After the 10pm news on the evening of the 24th, I started my trek home along I-90 in Cleveland then south on I-71. The snow depth was approaching a foot. It was a heavy, wet snow. I hit something buried in the snow on the interstate which flattened my right front tire. I literally drove on the rim the entire way home because I didn't want to risk stopping on the side of the road assuming I could find it. Countless cars and trucks trying to find the easiest path to take without losing control. Our top speed was 25 mph for 40 miles. After about 20 miles on the interstate, I decided to take a state route home. If I needed to stop, I'd rather do it on a road that had strip malls and small businesses.
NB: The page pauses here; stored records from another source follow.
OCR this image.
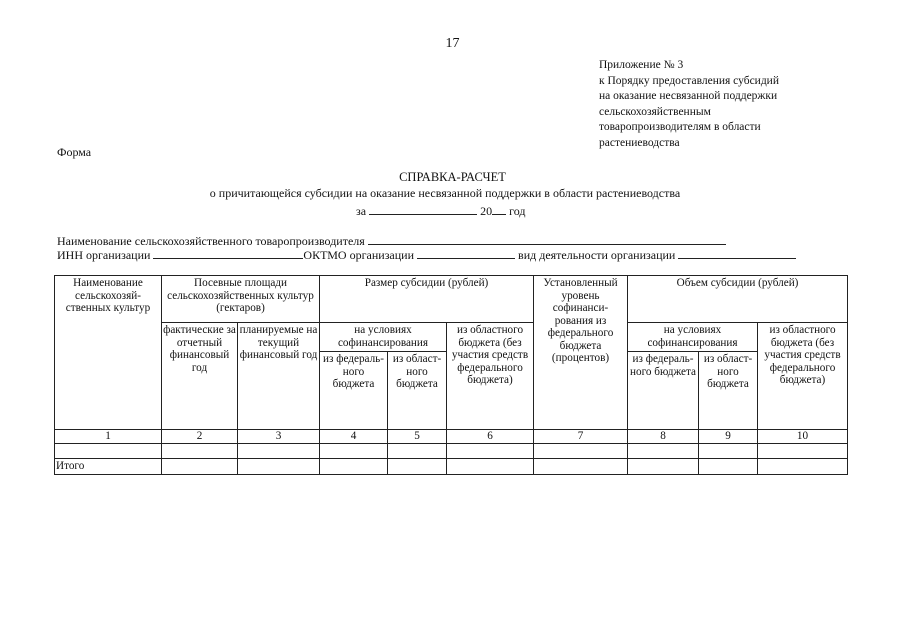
17
Приложение № 3
к Порядку предоставления субсидий
на оказание несвязанной поддержки
сельскохозяйственным
товаропроизводителям в области
растениеводства
Форма
СПРАВКА-РАСЧЕТ
о причитающейся субсидии на оказание несвязанной поддержки в области растениеводства
за	20 год
Наименование сельскохозяйственного товаропроизводителя
ИНН организации	ОКТМО организации	вид деятельности организации
Наименование сельскохозяй-ственных культур	Посевные площади сельскохозяйственных культур (гектаров)		Размер субсидии (рублей)			Установленный уровень софинанси-рования из федерального бюджета (процентов)	Объем субсидии (рублей)		
	фактические за отчетный финансовый год	планируемые на текущий финансовый год	на условиях софинансирования		из областного бюджета (без участия средств федерального бюджета)		на условиях софинансирования		из областного бюджета (без участия средств федерального бюджета)
			из федераль-ного бюджета	из област-ного бюджета			из федераль-ного бюджета	из област-ного бюджета	
1	2	3	4	5	6	7	8	9	10

Итого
If I needed to call a family member to pick me up, better to do it from a parking lot than on the side of a major interstate with Tractor Trailers bearing down on you.
The temperatures at 850 mB (5000 feet) were very cold across the Great Lakes. Notice how the core of the cold evolved and tracked west to east from early on the 23rd shortly before the snow began.
The 850 mB temperatures today are similar to the late April 24th reading: -7 to -9.
The difference is we don't have a major synoptic storm system today to produce widespread heavy snow this time around.
Radar image from 7:45am on April 23, 2015 for northern Ohio
The 2005 event developed as a east coast low which retrograded west continued to expand both at the surface and in the upper levels. By the 26th, it was absorbed into the mid-latitude trough in the middle of the US.
The last 12 days of April ranged from lower 80s on the 19th to snow by the 23rd. By the 26th, daytime temperatures rose into the 60s with the majority of the snowfall melted away.
I wish we had photos of the May 10th snow back in 1907..the latest snow on record in Cleveland.